By Alexander Bevilacqua, Contributing Writer

Although some have criticized the newly-drafted constitution of the European Union (E.U.) as too weak, it represents progress towards a stronger and more effective Europe, the vice president of the E.U.’s Constitutional Convention told an audience of about 60 at the Law School last night.

Giuliano Amato, a former prime minister of Italy, said that the outcome of the year-long convention was not exactly what he had hoped it would be, but that it is a definite step forward for the E.U.

“I fell in love with a constitution and found myself with a treaty,” he said.

Tomorrow, the process of ratifying the constitution will begin with an intergovernmental convention in Rome.

In May, 10 new member states will join the E.U.

Amato said he is confident that the governments of Europe will reach a consensus about the constitution before then.

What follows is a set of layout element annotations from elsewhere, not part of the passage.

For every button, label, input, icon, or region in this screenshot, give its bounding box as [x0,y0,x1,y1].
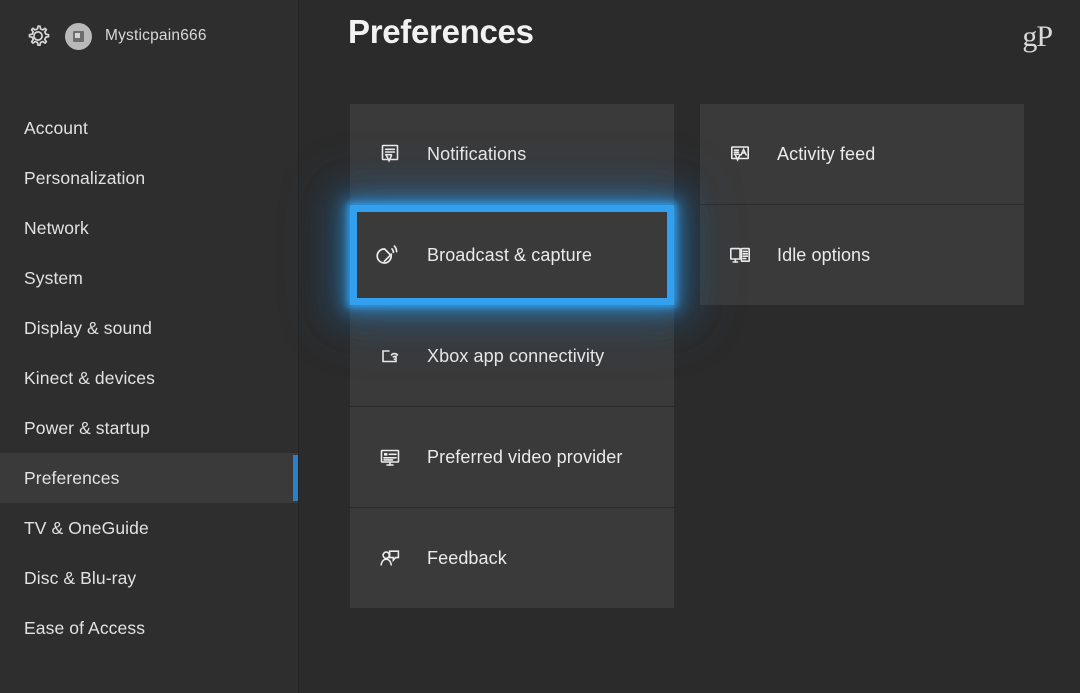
tile-broadcast-and-capture[interactable]: Broadcast & capture [350,205,674,305]
sidebar-item-network[interactable]: Network [0,203,298,253]
xbox-settings-window: Mysticpain666 Account Personalization Ne… [0,0,1080,693]
sidebar-item-label: Power & startup [24,417,150,438]
tile-activity-feed[interactable]: Activity feed [700,104,1024,204]
person-speech-bubble-icon [375,543,405,573]
tile-label: Broadcast & capture [427,244,592,265]
tile-column-right: Activity feed Idle options [700,104,1024,608]
page-title: Preferences [348,13,534,50]
sidebar-item-label: Display & sound [24,317,152,338]
selection-accent-bar [293,455,298,501]
sidebar-item-label: Preferences [24,467,120,488]
sidebar: Mysticpain666 Account Personalization Ne… [0,0,299,693]
feed-bubble-icon [725,139,755,169]
satellite-dish-icon [375,240,405,270]
tile-column-left: Notifications Broadcast & capture Xbox a… [350,104,674,608]
notification-bubble-icon [375,139,405,169]
sidebar-item-system[interactable]: System [0,253,298,303]
profile-bar: Mysticpain666 [0,0,298,72]
tile-label: Idle options [777,244,871,265]
tile-feedback[interactable]: Feedback [350,508,674,608]
avatar[interactable] [65,22,92,50]
avatar-glyph [73,30,84,42]
tile-notifications[interactable]: Notifications [350,104,674,204]
tile-preferred-video-provider[interactable]: Preferred video provider [350,407,674,507]
console-wifi-icon [375,341,405,371]
tile-label: Notifications [427,143,527,164]
tile-label: Feedback [427,547,507,568]
tile-label: Xbox app connectivity [427,345,605,366]
tile-idle-options[interactable]: Idle options [700,205,1024,305]
sidebar-item-preferences[interactable]: Preferences [0,453,298,503]
sidebar-item-account[interactable]: Account [0,103,298,153]
sidebar-item-tv-and-oneguide[interactable]: TV & OneGuide [0,503,298,553]
tile-xbox-app-connectivity[interactable]: Xbox app connectivity [350,306,674,406]
tile-label: Activity feed [777,143,876,164]
sidebar-item-display-and-sound[interactable]: Display & sound [0,303,298,353]
sidebar-item-kinect-and-devices[interactable]: Kinect & devices [0,353,298,403]
sidebar-item-label: Personalization [24,167,146,188]
sidebar-item-label: Disc & Blu-ray [24,567,137,588]
content-pane: Preferences gP Notifications Broadcast &… [299,0,1080,693]
sidebar-item-label: Ease of Access [24,617,146,638]
sidebar-item-label: Kinect & devices [24,367,155,388]
sidebar-item-label: System [24,267,83,288]
sidebar-item-ease-of-access[interactable]: Ease of Access [0,603,298,653]
sidebar-item-disc-and-blu-ray[interactable]: Disc & Blu-ray [0,553,298,603]
monitor-video-icon [375,442,405,472]
monitor-panel-icon [725,240,755,270]
sidebar-nav: Account Personalization Network System D… [0,103,298,653]
groovypost-watermark: gP [1022,20,1053,53]
sidebar-item-personalization[interactable]: Personalization [0,153,298,203]
gamertag-label: Mysticpain666 [105,27,207,44]
sidebar-item-label: TV & OneGuide [24,517,149,538]
gear-icon[interactable] [24,22,52,50]
tile-label: Preferred video provider [427,446,623,467]
sidebar-item-label: Account [24,117,88,138]
settings-tile-grid: Notifications Broadcast & capture Xbox a… [350,104,1024,608]
sidebar-item-power-and-startup[interactable]: Power & startup [0,403,298,453]
sidebar-item-label: Network [24,217,89,238]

Amato, a former professor and an influential Italian political figure, emphasized that many nations, not just the independent-minded U.K., are reluctant to sacrifice their power in favor of the supranational body.

“It’s not only due to the U.K. if we have too [many articles requiring] unanimity in the constitution,” he said, referring to the provisions contained in many of the constitution’s articles requiring all of the E.U.’s member states to concur on an issue before the E.U. can take action.

He also defended the length of the constitution—which has about 400 articles—as necessary.

“Governments don’t buy general principles unless they see the effect it will have on specific policies,” he said.

Amato said that Antonin Scalia found the document impressive and that the U.S. Supreme Court Justice joked that the constitution gave the E.U. powers that even the U.S. federal government doesn’t have.

“I am not a conservative but I admit that even conservatives can have excellent minds,” he quipped, prompting laughter from the audience.

The convention had to unite a political objective with a technical-legal aspect.

This dualism is something for which Amato, with his academic and political background, was very well-prepared.

“Even if he’s played the role of a politician, he’s a professor at heart,” said Alberto Alemanno, an Italian student at HLS.

Nearly 60 audience members packed in to a small room with about 25 seats.

“He was very sharp, but perhaps a vision was lacking for why we need a constitution,” said Fernanda Nicola, another HLS student.

Amato left unanswered an audience member’s question about what image of the constitution the convention had in mind during the drafting process.

“Ask Giscard, he’ll be here next week,” he replied enigmatically, referring to Valéry Giscard d’Estaing, former French president and president of the Constitutional Convention.

Giscard will speak on Wednesday at the Kennedy School of Government.